Türkiye, 2022'de 141.000 otobüs, minibüs ve midibüs ihraç ederken, bu sayı 2023’te yaklaşık %20 oranında bir artışla 170.000 e ulaşacağı öngörülüyor. Bu durum, Türkiye'nin özellikle Avrupa, Orta Doğu ve Afrika pazarlarında güçlü bir talep gördüğünü ortaya koyuyor. Hotuç, Türkiye İhracatçılar Meclisi (TİM) verilerine göre, 2023 yılının ilk altı ayında yapılan ihracat ile birlikte, Türkiye'nin genel otomotiv sektörü ihracatının %15'inin otobüs ve benzeri hafif ticari araçlardan oluştuğuna dikkat çekti.

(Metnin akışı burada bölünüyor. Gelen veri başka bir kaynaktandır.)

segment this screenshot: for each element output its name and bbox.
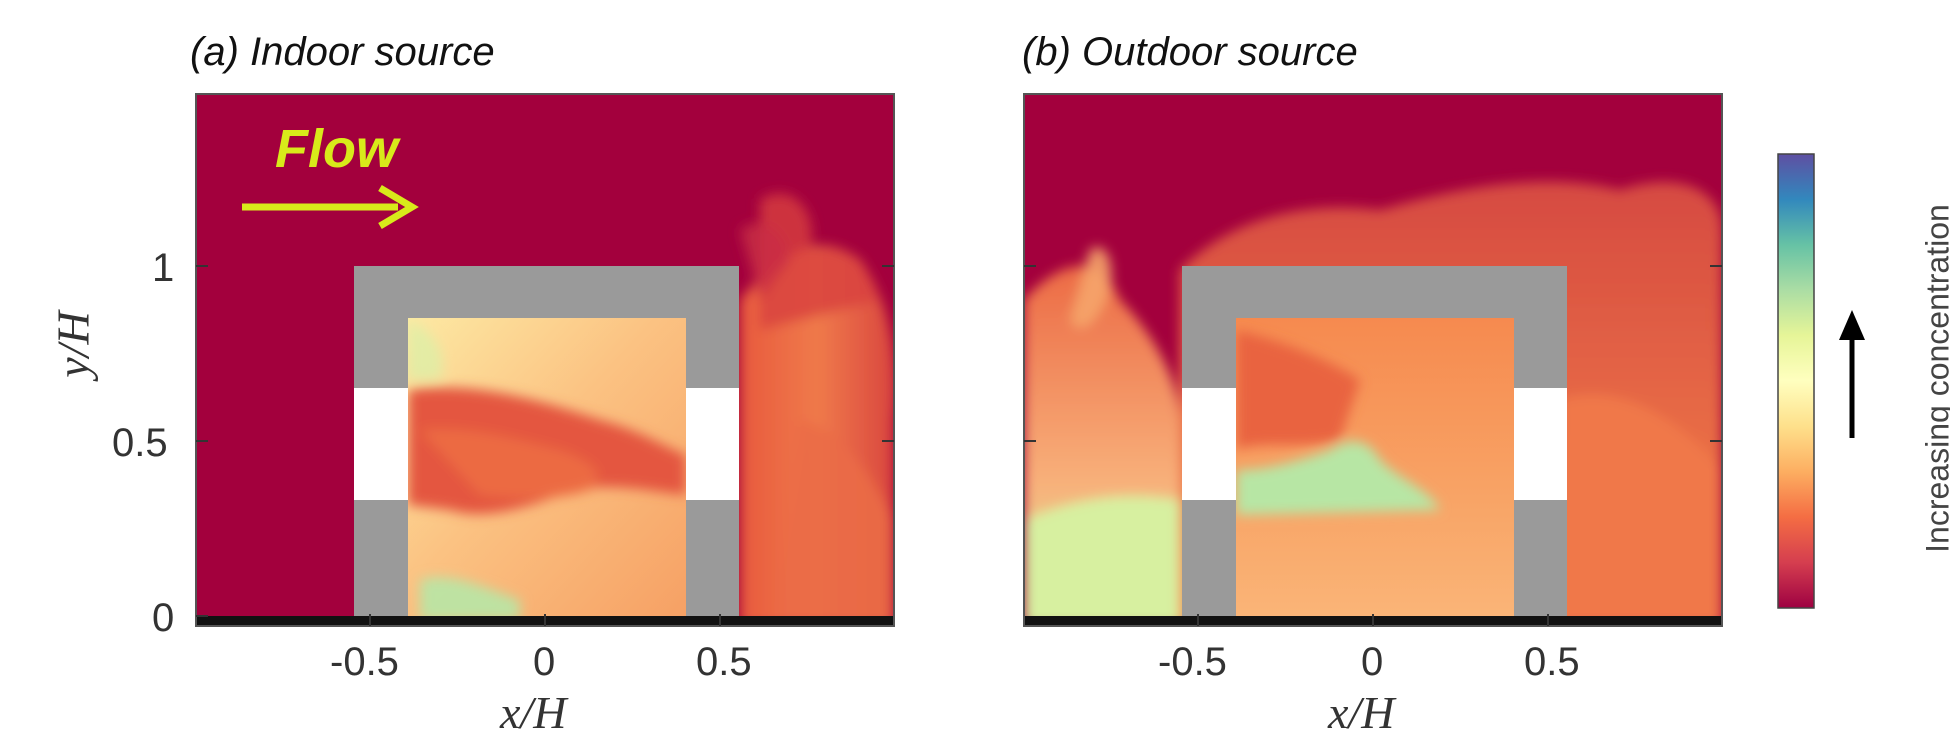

Türkiye'nin otobüs, minibüs ve midibüs ihracatında öncelikli pazarları arasında Almanya, Fransa ve İtalya gibi Avrupa ülkeleri yer alıyor. Ayrıca, Orta Doğu ve Afrika pazarlarına yönelik bir dizi yeni müşteri kazanımı, bu artışın temel sebepleri arasında gösteriliyor. Türkiye, rekabetçi fiyatlar, kaliteli üretim ve gelişmiş teknoloji ile bu bölgelerde etkisini arttırmayı başarmıştır.

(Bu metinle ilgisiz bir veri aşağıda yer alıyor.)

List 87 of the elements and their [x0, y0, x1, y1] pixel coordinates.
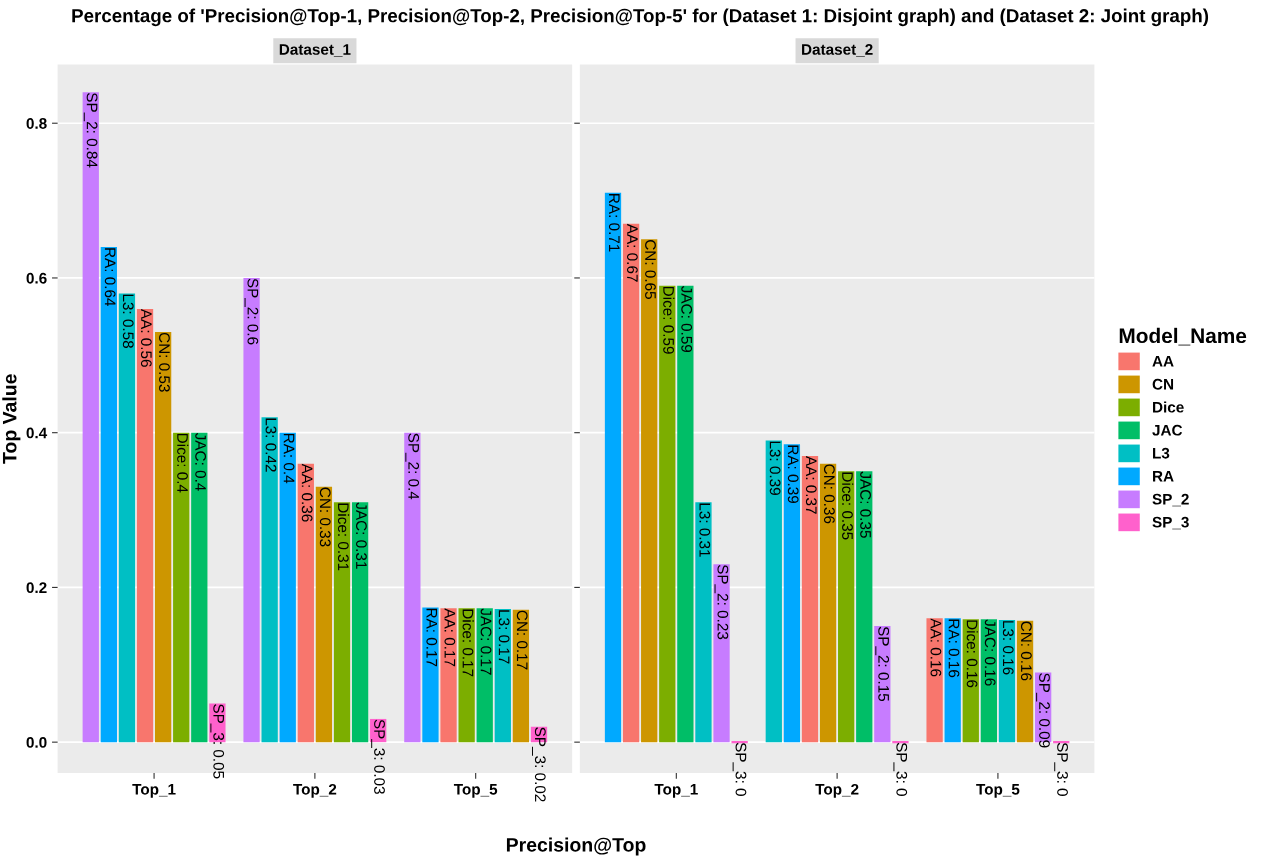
- x-tick-label: Top_5: [453, 784, 498, 798]
- bar: [422, 607, 439, 743]
- bar: [136, 308, 154, 743]
- data-label: SP_2: 0.23: [714, 564, 729, 640]
- data-label: RA: 0.16: [948, 619, 960, 678]
- data-label: Dice: 0.17: [462, 609, 474, 677]
- data-label: SP_3: 0.05: [210, 704, 225, 779]
- bar: [297, 463, 314, 743]
- data-label: AA: 0.37: [805, 455, 817, 514]
- x-tick-label: Top_2: [293, 783, 337, 798]
- legend-title: Model_Name: [1119, 327, 1247, 346]
- bar: [351, 502, 369, 743]
- data-label: Dice: 0.59: [663, 286, 675, 354]
- data-label: SP_3: 0: [732, 742, 747, 796]
- data-label: Dice: 0.31: [337, 503, 350, 571]
- data-label: SP_2: 0.15: [875, 626, 890, 702]
- data-label: L3: 0.16: [1002, 621, 1014, 675]
- x-tick-label: Top_2: [815, 783, 859, 798]
- data-label: RA: 0.64: [104, 248, 116, 307]
- data-label: CN: 0.53: [159, 332, 170, 392]
- y-tick-label: 0.2: [26, 582, 47, 594]
- bar: [333, 502, 351, 743]
- legend-label: JAC: [1152, 424, 1183, 436]
- data-label: CN: 0.16: [1020, 621, 1032, 681]
- data-label: SP_3: 0: [1054, 742, 1068, 796]
- data-label: RA: 0.4: [283, 433, 295, 484]
- data-label: Dice: 0.16: [966, 620, 978, 688]
- bar: [191, 432, 208, 743]
- data-label: RA: 0.17: [426, 608, 438, 667]
- data-label: CN: 0.65: [645, 240, 656, 299]
- legend-label: RA: [1153, 470, 1174, 482]
- data-label: JAC: 0.17: [480, 608, 492, 675]
- y-tick-label: 0.0: [26, 737, 47, 748]
- bar: [82, 92, 99, 743]
- x-tick-label: Top_5: [976, 784, 1020, 798]
- data-label: JAC: 0.16: [984, 619, 996, 686]
- bar: [315, 486, 333, 743]
- data-label: SP_2: 0.4: [405, 433, 420, 500]
- x-tick-label: Top_1: [132, 784, 176, 798]
- legend-label: Dice: [1153, 401, 1184, 413]
- data-label: JAC: 0.31: [356, 502, 367, 569]
- data-label: CN: 0.17: [516, 610, 528, 670]
- bar: [118, 293, 136, 743]
- data-label: L3: 0.42: [265, 418, 277, 472]
- data-label: CN: 0.33: [319, 487, 331, 547]
- legend-label: AA: [1152, 355, 1174, 367]
- data-label: AA: 0.16: [930, 618, 942, 677]
- data-label: JAC: 0.4: [195, 432, 207, 491]
- legend-label: SP_2: [1152, 493, 1189, 507]
- bar: [243, 277, 260, 743]
- data-label: SP_2: 0.6: [244, 278, 259, 345]
- data-label: L3: 0.17: [498, 610, 510, 664]
- data-label: L3: 0.31: [699, 503, 711, 557]
- text: Percentage of 'Precision@Top-1, Precision@Top-2, Precision@Top-5' for (Dataset 1: Disjoint graph) and (Dataset 2: Joint graph): [72, 8, 1209, 27]
- data-label: L3: 0.58: [122, 294, 134, 348]
- data-label: RA: 0.71: [608, 194, 620, 252]
- legend-label: CN: [1152, 378, 1174, 390]
- legend-label: L3: [1153, 447, 1170, 459]
- data-label: AA: 0.17: [444, 608, 456, 667]
- data-label: JAC: 0.59: [681, 285, 693, 353]
- data-label: L3: 0.39: [769, 441, 781, 495]
- bar: [404, 432, 421, 743]
- data-label: AA: 0.67: [626, 223, 638, 282]
- legend-label: SP_3: [1152, 516, 1189, 530]
- y-tick-label: 0.8: [26, 118, 47, 129]
- bar: [154, 332, 172, 743]
- y-axis-title: Top Value: [2, 374, 21, 464]
- chart-subtitle: Dataset_1: [279, 44, 351, 57]
- chart-subtitle: Dataset_2: [802, 44, 873, 57]
- bar: [173, 432, 190, 743]
- data-label: SP_3: 0: [893, 742, 908, 796]
- data-label: CN: 0.36: [823, 464, 835, 524]
- data-label: AA: 0.56: [140, 308, 152, 367]
- y-tick-label: 0.6: [26, 272, 47, 284]
- data-label: SP_3: 0.03: [371, 719, 385, 794]
- data-label: SP_2: 0.84: [83, 92, 98, 168]
- data-label: AA: 0.36: [301, 463, 313, 522]
- data-label: SP_2: 0.09: [1036, 673, 1050, 748]
- data-label: RA: 0.39: [787, 445, 799, 504]
- x-axis-title: Precision@Top: [506, 837, 646, 856]
- x-tick-label: Top_1: [654, 784, 698, 798]
- bar: [100, 247, 117, 743]
- y-tick-label: 0.4: [26, 427, 48, 439]
- data-label: Dice: 0.35: [842, 472, 854, 540]
- data-label: Dice: 0.4: [177, 433, 189, 493]
- data-label: JAC: 0.35: [860, 471, 871, 538]
- data-label: SP_3: 0.02: [532, 727, 546, 802]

Türkiye'deki birçok otobüs, minibüs ve midibüs üreticisi, global pazardaki bu potansiyeli değerlendirmek amacıyla Ar-Ge yatırımlarını artırmaya başladı. Şirketler, elektrikli ve hibrit araçlar geliştirmeye yönelirken, çevre dostu çözümleri sektör standartları haline getirmeyi hedefliyor. Bu durum, hem iç piyasada hem de uluslararası alanda daha yeşil ve sürdürülebilir bir ulaşım çözümü sunmayı amaçlamaktadır.
Özellikle elektrikli araç teknolojisinin gelişimi ile birlikte, birçok müteahhit firma, hem altyapı hem de üretim süreçlerinde önemli yenilikler üzerinde çalışmakta. Bu yatırımlar sonucunda, Türkiye’nin, karbon salınımını azaltan ve enerji verimliliği yüksek araçlar üretme konusundaki iddialı hedeflerine ulaşması bekleniyor.
Sonuç olarak, Türkiye’nin otobüs, minibüs ve midibüs ihracatındaki bu artış, hem ekonomiye hem de sektörün sürdürülebilirliğine büyük katkılar sunacak gibi görünüyor. Gelecekte, birçok yeni pazar ile daha fazla işbirliği yapılabileceği ihtimali, Türk ulaşım sektörünün global arenada ne denli etkili olabileceğinin bir göstergesidir. Ekonomik büyümenin lokomotifi olan otomotiv endüstrisi, ülkenin uluslararası başarı hikayelerinin başında gelmeye devam edecek.